Nineteenth-century women's rights activists were very concerned about women's health issues, and their terminology for abortion clearly reflects their moral perspective. Their writings refer to abortion as "foeticide," "infanticide" and "child murder" and reveal their regard for the subjectivity of the unborn child. This sensitivity seems natural in the context of other social injustices: It was legal for human beings to be the property of other persons, whether slaves by slave owners or women by their husbands. Ignoring the personhood of the fetus would clearly have undermined their own arguments for equal rights.

As a scholar of 19th-century women's writing, I find it interesting that some question these early feminist views, including Susan B. Anthony's, on abortion, particularly in light of her consistent, holistic position against all forms of violence.

Pro-choice historian Carl Degler, whose research on women's reproductive history has been highly regarded by feminist historians, notes of the period, "the expansion of the definition of life to include the whole career of the fetus is quite consistent. It was in line with the reduction of the death penalty, the peace movement, the abolition of whipping. The prohibition of abortion was but the most recent effort in that larger concern" ("At Odds," Oxford UP, 1980, 243).

Women's History Month allows us the opportunity to reflect on our foremothers' values and how they may inform our own. Many contemporary feminists recognize both historic feminist anti-abortion positions and contemporary pro-choice positions with thoughtfulness and without defensiveness.

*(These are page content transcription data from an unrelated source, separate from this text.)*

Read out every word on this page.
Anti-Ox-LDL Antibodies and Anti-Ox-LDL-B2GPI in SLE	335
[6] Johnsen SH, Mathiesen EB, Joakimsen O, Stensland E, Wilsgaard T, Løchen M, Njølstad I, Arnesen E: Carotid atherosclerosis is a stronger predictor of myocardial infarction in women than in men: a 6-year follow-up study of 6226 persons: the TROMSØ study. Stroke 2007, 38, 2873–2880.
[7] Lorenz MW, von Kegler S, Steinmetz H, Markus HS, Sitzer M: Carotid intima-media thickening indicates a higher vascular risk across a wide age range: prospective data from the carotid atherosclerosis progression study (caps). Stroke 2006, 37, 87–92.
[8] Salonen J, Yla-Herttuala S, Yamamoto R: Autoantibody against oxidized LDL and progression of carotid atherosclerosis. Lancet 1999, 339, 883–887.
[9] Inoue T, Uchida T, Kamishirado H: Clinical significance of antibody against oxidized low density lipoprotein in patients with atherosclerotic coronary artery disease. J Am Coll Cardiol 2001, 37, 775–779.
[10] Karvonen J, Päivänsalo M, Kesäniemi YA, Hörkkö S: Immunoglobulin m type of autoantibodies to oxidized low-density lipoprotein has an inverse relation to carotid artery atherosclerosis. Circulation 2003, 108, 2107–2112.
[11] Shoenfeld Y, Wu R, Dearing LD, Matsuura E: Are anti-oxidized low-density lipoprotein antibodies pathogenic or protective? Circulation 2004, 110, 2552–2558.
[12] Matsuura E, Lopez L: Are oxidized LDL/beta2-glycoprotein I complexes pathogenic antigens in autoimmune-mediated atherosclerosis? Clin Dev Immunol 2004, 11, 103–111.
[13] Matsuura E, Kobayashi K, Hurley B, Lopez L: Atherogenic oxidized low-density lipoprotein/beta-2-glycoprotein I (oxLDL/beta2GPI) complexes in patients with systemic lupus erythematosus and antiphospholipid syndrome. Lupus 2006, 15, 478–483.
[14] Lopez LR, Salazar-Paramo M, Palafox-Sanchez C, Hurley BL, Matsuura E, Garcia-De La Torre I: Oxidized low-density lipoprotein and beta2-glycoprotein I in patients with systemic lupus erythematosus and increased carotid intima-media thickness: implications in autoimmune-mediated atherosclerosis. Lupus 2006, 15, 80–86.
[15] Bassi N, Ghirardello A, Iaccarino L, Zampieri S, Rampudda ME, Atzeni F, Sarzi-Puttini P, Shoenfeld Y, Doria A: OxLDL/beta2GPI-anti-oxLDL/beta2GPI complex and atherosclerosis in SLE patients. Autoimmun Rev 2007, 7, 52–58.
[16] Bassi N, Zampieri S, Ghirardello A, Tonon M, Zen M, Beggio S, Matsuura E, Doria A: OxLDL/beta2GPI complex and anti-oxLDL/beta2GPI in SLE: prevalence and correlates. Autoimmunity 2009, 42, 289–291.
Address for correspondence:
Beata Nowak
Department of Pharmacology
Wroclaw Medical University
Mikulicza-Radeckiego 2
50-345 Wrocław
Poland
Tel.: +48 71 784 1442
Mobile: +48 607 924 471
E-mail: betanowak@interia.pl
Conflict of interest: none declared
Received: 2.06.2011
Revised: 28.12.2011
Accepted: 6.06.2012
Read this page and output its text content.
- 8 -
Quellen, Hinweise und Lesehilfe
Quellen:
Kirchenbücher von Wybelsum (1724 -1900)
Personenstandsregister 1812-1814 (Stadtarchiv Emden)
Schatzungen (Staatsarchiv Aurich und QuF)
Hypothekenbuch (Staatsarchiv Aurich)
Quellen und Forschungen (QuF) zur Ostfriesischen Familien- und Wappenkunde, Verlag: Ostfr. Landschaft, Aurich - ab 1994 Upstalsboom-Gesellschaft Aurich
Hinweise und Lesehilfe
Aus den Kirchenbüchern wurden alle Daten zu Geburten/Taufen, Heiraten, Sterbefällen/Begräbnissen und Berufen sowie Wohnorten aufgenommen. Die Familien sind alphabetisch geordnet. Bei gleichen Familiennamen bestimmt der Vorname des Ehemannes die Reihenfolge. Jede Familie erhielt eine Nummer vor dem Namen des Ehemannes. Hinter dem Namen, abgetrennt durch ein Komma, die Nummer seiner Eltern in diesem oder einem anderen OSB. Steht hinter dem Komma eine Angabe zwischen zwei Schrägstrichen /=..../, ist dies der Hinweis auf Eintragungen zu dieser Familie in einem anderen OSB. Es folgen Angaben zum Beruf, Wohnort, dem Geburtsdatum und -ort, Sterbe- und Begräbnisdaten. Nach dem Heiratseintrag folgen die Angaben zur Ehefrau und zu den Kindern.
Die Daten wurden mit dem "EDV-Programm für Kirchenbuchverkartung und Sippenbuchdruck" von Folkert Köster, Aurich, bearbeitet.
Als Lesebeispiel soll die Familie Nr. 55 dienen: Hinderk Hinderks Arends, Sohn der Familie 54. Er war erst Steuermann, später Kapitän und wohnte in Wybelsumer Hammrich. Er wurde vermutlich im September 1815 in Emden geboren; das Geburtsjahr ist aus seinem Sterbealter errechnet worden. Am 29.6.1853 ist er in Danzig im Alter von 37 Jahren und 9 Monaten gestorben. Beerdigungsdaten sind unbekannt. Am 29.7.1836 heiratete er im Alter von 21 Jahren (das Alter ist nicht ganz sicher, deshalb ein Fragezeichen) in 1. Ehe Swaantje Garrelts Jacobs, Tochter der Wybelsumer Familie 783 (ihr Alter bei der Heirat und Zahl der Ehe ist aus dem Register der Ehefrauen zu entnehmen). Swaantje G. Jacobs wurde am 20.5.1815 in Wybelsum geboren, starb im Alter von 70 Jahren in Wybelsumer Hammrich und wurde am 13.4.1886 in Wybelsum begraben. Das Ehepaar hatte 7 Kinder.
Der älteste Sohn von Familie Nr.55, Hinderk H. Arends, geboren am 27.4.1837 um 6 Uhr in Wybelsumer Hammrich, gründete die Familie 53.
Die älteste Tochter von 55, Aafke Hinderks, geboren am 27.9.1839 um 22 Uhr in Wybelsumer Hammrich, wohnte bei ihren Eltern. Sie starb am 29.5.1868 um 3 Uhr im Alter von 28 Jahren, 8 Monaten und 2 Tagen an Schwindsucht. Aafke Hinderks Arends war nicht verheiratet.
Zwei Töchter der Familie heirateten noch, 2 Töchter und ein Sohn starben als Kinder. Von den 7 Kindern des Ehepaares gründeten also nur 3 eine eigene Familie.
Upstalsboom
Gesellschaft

Instead of accusing others of unethically revising history, one should go to the source and read our early foremothers in their full context. Students of history may find that some of them were shortsighted in certain areas (such as race and class issues) and impressively insightful in others (the nature of women's oppression). Their writings comprise an impressive social analysis that can inform and enrich today's feminism.

Linda Naranjo-Huebl, Ph.D., is assistant professor of English at Calvin College in Grand Rapids, Mich., where she teaches women's literature and American ethnic literature. She is co-editor, with Mary Krane Derr and Rachel MacNair, of the anthology "Prolife Feminism: Yesterday and Today."